‘Too much time and energy wasted’ on Welsh language standards, ex-Welsh Language Minister suggests
A former Welsh Language Minister has suggested that “too much time” and “energy” has been “wasted” on Welsh Language Standards.
Alun Davies, the Labour MS for Blaenau Gwent, questioned the measures, which were created to ensure that the Welsh language is not treated less favourably than the English language in Wales.
The standards mean some organisations in Wales, such as public bodies, have to provide some services in Welsh as well as English.
During a debate in the Senedd, Alun Davies said: “When I was learning Welsh, there were concerts in Blaendyffryn—the Llywydd will remember these too—and that did more for me in terms of promoting the Welsh language, enjoying the Welsh language, than any lessons that I attended. I didn’t have lessons in school, but that’s a different issue.
“But we have to create the opportunity where people can enjoy the Welsh language, and where the Welsh language isn’t the language of the classroom, but the language of people’s daily lives. And I wonder, Minister, how we can achieve that.
“I do become concerned that we’ve wasted too much time, too much energy and too much resource on creating standards that generated bureaucracy, rather than promoting the fact that we can enjoy our language, and I think that’s extremely important.”
The Welsh Language Minister, Jeremy Miles replied: “In terms of the broader question of promotion, I’d say that promotion is a general term, but there are many things that are happening within that.
“Part of it is advice to business, part of it is creating single-language spaces, empowerment of communities through the work of co-operatives and so forth, technology—I’ll come back to that in a minute—and also behavioural aspects.
“People who can speak Welsh language don’t use it—why? What can we do to encourage them to do so? Transmission, training leaders, outreach with communities of refugees to learn Welsh and so forth—all of these are elements in that process of promotion.

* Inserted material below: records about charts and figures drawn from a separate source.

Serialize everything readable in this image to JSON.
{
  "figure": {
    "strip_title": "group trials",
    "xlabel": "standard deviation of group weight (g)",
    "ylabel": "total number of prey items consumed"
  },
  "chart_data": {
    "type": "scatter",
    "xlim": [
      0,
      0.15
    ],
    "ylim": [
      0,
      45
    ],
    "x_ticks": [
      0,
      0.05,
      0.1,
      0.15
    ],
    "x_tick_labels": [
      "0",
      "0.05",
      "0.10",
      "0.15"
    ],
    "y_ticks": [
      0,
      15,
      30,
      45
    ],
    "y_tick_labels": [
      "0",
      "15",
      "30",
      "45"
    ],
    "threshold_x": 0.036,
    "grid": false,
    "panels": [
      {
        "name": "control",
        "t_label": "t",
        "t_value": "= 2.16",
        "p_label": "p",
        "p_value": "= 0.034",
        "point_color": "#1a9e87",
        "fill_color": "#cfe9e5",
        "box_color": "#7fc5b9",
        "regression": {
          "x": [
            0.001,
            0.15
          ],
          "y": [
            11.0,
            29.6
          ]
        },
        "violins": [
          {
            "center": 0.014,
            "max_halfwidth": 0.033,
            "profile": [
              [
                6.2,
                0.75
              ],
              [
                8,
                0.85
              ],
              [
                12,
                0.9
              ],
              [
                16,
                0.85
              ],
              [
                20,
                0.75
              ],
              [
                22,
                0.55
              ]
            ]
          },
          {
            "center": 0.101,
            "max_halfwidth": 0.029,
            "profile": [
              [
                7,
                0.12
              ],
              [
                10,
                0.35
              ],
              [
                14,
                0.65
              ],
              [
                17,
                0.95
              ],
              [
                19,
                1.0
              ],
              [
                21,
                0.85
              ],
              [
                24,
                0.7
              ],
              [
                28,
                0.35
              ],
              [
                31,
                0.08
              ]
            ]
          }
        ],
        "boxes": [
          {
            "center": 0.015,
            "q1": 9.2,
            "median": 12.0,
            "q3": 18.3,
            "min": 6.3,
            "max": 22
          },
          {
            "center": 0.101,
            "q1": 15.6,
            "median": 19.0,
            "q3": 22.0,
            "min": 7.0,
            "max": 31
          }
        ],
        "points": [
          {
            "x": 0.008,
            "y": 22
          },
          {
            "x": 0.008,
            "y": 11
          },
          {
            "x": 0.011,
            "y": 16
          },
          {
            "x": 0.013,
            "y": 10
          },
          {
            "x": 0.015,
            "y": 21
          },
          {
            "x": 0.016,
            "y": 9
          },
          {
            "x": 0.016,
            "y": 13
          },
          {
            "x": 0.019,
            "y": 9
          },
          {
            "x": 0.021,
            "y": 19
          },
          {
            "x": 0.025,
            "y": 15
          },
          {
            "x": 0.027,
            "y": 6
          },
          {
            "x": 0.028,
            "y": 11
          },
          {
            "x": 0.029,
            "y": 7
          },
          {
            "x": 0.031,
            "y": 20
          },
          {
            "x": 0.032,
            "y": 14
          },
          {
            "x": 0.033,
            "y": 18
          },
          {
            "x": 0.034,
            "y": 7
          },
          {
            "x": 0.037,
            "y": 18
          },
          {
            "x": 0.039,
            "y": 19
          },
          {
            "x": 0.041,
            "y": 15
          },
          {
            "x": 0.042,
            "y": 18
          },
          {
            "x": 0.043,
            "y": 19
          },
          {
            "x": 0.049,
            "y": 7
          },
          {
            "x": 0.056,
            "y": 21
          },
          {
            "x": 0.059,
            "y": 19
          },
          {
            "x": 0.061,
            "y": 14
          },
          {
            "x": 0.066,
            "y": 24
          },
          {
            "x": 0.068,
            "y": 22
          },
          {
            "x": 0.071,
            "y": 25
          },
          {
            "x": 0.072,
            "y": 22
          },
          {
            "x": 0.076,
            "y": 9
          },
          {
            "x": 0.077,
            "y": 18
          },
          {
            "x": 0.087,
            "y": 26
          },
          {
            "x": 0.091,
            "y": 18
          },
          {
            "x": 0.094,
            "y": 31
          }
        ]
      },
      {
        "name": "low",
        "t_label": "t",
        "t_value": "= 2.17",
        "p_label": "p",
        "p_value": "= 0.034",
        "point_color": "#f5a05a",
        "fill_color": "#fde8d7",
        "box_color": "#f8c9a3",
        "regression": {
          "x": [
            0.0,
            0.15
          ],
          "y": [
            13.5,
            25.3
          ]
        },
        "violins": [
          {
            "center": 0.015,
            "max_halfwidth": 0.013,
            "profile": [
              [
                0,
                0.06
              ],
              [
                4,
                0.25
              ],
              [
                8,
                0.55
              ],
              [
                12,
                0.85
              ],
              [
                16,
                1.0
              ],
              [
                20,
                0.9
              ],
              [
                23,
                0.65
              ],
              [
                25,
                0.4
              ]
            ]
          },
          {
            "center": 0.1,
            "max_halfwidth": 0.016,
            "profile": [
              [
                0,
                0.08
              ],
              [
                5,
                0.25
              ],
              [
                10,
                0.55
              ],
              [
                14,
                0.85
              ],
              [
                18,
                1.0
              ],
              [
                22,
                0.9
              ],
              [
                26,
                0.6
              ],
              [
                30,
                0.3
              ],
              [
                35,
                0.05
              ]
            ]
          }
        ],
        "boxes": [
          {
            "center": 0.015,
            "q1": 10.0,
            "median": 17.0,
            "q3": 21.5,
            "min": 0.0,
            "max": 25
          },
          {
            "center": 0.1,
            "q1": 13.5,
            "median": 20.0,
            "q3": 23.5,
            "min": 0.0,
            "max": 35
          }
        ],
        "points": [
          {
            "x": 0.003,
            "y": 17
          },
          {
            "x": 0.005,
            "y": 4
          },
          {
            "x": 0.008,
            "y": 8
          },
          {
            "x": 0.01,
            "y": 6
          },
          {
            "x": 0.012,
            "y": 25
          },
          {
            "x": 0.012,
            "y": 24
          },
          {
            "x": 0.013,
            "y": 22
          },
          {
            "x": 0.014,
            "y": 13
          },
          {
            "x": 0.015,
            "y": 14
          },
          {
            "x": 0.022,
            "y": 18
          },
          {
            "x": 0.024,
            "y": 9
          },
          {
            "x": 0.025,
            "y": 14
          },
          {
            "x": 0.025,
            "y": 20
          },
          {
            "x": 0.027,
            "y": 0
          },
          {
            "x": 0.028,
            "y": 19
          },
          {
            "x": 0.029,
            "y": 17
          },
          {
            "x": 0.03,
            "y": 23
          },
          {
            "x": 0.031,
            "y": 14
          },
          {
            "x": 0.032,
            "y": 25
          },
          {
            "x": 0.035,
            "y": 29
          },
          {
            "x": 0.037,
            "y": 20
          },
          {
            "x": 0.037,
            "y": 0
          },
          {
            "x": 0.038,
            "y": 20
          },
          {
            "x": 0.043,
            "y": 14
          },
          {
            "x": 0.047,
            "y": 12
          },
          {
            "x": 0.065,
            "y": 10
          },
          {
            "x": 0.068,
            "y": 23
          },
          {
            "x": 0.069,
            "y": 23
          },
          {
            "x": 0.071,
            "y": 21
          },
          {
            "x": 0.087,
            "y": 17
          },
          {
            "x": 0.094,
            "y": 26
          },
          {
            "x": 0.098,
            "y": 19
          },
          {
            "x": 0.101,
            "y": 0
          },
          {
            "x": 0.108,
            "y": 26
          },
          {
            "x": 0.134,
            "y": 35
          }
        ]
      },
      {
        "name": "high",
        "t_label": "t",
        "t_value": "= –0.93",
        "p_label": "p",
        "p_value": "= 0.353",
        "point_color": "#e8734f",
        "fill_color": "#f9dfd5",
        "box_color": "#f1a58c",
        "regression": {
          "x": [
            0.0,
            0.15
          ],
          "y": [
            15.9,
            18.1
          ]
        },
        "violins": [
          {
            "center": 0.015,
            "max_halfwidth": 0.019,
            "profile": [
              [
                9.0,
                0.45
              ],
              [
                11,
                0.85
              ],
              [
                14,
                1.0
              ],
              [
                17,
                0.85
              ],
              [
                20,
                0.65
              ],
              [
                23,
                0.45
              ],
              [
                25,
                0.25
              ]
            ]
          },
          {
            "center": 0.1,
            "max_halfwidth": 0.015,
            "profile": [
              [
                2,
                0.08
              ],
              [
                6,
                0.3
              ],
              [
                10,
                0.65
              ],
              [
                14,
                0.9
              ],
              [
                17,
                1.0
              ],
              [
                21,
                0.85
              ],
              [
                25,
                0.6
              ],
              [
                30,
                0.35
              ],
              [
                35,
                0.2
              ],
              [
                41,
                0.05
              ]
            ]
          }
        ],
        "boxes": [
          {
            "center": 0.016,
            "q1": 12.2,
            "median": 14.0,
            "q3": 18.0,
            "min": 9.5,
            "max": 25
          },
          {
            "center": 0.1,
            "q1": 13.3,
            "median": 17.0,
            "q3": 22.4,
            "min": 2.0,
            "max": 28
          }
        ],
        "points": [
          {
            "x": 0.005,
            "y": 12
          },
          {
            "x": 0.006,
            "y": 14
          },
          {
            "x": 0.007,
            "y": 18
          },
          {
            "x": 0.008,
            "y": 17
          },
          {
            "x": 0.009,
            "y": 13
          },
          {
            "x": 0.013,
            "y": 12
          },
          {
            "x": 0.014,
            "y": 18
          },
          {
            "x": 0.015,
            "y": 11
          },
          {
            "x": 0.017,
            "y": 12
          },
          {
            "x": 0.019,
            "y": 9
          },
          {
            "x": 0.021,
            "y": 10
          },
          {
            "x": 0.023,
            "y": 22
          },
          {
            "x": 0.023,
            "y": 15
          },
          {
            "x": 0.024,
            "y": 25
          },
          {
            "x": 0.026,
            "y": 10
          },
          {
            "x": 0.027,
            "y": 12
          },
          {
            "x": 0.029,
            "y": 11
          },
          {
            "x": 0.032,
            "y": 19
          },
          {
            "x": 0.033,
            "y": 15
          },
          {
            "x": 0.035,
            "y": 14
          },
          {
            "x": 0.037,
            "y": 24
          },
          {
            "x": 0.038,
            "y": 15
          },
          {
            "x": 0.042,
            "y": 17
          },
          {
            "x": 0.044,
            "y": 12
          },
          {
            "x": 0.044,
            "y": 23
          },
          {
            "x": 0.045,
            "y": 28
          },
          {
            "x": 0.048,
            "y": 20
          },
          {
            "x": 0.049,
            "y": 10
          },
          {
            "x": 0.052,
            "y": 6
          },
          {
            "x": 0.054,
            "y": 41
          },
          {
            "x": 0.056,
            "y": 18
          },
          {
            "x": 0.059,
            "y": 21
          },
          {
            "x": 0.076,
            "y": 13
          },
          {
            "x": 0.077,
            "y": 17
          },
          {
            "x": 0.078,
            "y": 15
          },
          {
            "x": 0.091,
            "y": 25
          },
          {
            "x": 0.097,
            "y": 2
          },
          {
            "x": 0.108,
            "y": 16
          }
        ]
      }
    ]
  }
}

“But, in looking at the individual elements, it draws attention to the fact that the responsibility for those things are with a number of bodies. So, it is vital, I think, in terms of transparency and people seeing their responsibility, that we do look at those elements individually.”
The Welsh language standards are enforced by the Welsh Language Commissioner. They were brought in after the Senedd passed the Welsh Language Wales Measure 2011.